From: Daniel Brockman
Subject: Re: constant `e'
Date: Sat, 10 Feb 2007 21:48:58 +0100
User-agent: Gnus/5.11 (Gnus v5.11) Emacs/23.0.51 (gnu/linux)

Stefan Monnier <address@hidden> writes:

>> Incidentally, I also think `(not (null n))' looks better than `n'
> Please, it's not the same thing: (not (null 2)) != 2

But this is exactly why `(not (null n))' is clearer:
It makes it immediately clear that the value of `n' is
not used for anything (other than testing for nil).

> Code is a way to communicate, so if you write (not (null N)) instead of N,
> the reader will have to wonder:
> - is this a beginner who doesn't realize who could/should have just used N?
> - or is it an experienced programmer who just wants to tell me something
>   about his intention?
> - or is it really that the code needs the value converted
>   to a nil/t "boolean"?

One can ask many interesting questions about the author of a
piece of code.  Other examples include,

 - Did a lazy programmer who couldn't be bothered to put
   `(not (null ...))' around this expression write this?

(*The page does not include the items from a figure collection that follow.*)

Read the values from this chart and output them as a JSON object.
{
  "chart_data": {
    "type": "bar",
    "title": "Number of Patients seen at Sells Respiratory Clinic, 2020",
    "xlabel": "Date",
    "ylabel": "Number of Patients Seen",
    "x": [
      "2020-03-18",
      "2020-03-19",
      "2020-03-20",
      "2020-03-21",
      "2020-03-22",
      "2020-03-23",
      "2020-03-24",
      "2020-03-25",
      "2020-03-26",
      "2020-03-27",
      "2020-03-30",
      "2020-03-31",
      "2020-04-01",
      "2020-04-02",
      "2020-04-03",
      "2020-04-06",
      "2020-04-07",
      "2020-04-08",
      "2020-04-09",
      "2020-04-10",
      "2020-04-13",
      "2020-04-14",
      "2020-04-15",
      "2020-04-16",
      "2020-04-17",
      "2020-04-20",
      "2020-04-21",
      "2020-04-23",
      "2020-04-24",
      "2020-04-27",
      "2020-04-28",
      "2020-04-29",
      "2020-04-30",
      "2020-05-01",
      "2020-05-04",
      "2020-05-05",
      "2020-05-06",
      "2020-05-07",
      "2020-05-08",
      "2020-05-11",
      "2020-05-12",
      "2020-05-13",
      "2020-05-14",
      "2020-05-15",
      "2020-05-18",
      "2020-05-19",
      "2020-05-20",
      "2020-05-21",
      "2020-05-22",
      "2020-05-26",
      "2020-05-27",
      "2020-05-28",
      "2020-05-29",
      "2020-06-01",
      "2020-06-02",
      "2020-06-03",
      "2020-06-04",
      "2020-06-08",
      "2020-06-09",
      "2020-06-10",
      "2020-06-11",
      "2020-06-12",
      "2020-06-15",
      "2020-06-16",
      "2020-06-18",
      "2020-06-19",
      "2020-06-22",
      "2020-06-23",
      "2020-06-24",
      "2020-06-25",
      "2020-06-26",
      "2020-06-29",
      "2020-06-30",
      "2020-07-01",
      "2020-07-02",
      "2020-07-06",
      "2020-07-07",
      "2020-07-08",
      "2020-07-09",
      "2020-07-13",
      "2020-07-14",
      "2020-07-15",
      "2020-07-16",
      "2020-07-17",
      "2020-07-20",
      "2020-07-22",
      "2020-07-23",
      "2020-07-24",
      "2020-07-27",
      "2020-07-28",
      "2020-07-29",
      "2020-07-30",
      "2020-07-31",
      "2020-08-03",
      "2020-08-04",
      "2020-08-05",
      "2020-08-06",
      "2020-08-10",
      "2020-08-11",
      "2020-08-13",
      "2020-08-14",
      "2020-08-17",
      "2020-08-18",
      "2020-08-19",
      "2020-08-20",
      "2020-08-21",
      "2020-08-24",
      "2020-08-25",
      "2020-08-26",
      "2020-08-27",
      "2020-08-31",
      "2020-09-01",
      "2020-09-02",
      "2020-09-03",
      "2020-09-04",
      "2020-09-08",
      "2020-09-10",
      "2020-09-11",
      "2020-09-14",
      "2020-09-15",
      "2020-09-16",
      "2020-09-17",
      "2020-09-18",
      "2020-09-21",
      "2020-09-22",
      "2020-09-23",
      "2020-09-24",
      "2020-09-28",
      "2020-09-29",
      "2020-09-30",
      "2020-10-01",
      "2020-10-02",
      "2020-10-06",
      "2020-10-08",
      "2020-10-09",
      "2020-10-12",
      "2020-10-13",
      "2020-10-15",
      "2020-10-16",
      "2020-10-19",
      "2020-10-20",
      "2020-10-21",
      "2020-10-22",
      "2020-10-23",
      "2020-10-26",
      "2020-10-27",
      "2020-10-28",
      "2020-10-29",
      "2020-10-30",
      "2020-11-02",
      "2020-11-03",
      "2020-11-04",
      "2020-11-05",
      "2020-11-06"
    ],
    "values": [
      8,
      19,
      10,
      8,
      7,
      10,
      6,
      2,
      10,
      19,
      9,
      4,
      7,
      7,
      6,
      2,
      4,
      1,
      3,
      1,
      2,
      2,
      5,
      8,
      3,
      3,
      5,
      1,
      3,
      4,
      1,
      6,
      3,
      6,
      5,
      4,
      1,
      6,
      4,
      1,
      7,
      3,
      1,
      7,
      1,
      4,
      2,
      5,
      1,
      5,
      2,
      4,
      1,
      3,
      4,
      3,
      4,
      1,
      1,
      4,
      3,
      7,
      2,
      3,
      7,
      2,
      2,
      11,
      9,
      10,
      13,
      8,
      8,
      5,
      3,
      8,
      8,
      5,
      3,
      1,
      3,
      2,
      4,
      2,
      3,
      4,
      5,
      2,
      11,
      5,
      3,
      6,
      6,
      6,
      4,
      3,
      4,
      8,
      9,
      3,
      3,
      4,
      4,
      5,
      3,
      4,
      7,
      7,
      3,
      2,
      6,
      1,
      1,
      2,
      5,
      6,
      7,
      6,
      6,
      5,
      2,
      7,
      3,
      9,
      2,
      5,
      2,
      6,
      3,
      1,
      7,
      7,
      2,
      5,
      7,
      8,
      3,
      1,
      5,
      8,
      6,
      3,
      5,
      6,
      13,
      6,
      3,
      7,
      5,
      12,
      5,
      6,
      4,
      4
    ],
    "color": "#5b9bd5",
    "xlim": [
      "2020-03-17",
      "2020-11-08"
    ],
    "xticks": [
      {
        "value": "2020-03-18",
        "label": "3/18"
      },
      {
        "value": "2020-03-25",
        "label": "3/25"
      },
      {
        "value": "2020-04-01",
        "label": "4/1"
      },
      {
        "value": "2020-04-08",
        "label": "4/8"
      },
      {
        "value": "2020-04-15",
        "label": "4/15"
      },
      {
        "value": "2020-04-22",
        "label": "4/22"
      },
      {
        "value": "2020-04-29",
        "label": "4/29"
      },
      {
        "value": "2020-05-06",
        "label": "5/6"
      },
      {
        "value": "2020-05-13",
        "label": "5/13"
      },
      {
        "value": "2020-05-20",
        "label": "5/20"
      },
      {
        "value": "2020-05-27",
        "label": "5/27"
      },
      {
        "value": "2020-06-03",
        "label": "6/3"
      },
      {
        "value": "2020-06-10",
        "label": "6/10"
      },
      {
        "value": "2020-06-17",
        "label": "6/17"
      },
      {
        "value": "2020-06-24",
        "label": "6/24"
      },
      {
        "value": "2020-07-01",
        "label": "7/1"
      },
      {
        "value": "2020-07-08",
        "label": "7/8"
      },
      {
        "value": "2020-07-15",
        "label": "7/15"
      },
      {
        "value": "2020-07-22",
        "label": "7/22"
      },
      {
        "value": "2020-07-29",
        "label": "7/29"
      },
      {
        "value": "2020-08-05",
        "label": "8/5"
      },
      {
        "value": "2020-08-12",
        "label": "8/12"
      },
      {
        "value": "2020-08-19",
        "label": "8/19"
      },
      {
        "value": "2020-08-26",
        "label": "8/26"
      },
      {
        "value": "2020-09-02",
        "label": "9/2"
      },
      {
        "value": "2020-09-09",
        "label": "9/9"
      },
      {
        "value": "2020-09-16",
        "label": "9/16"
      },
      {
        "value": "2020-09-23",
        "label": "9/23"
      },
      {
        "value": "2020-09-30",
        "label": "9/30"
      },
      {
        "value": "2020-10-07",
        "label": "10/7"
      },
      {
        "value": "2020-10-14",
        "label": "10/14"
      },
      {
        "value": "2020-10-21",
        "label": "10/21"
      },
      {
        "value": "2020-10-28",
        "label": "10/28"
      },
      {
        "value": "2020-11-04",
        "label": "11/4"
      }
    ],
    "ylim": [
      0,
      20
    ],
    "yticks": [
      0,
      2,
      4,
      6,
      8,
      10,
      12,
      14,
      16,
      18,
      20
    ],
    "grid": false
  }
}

 - Was it an experienced programmer who left it out on
   purpose because the value is really used in some way?

 - Is is probable that the author likes coffee?

Another thing one can do with code is to forget about the
author for a minute and focus on reading the code instead.

Reading `(not (null n))', its meaning is obvious ---
for crying out loud, it's almost an English phrase.

> Also, the compiler will have to work extra hard to try and figure out
> whether it is safe to optimize it away or not.  If it's more work for the
> compiler, it's probably more work for the human reader as well.

I doubt the valitidy of that.  The purpose of high-level
languages is to make code easier for humans to read at the
expense of making it harder for computers to execute.
This seems to fundamentally contradict your statement.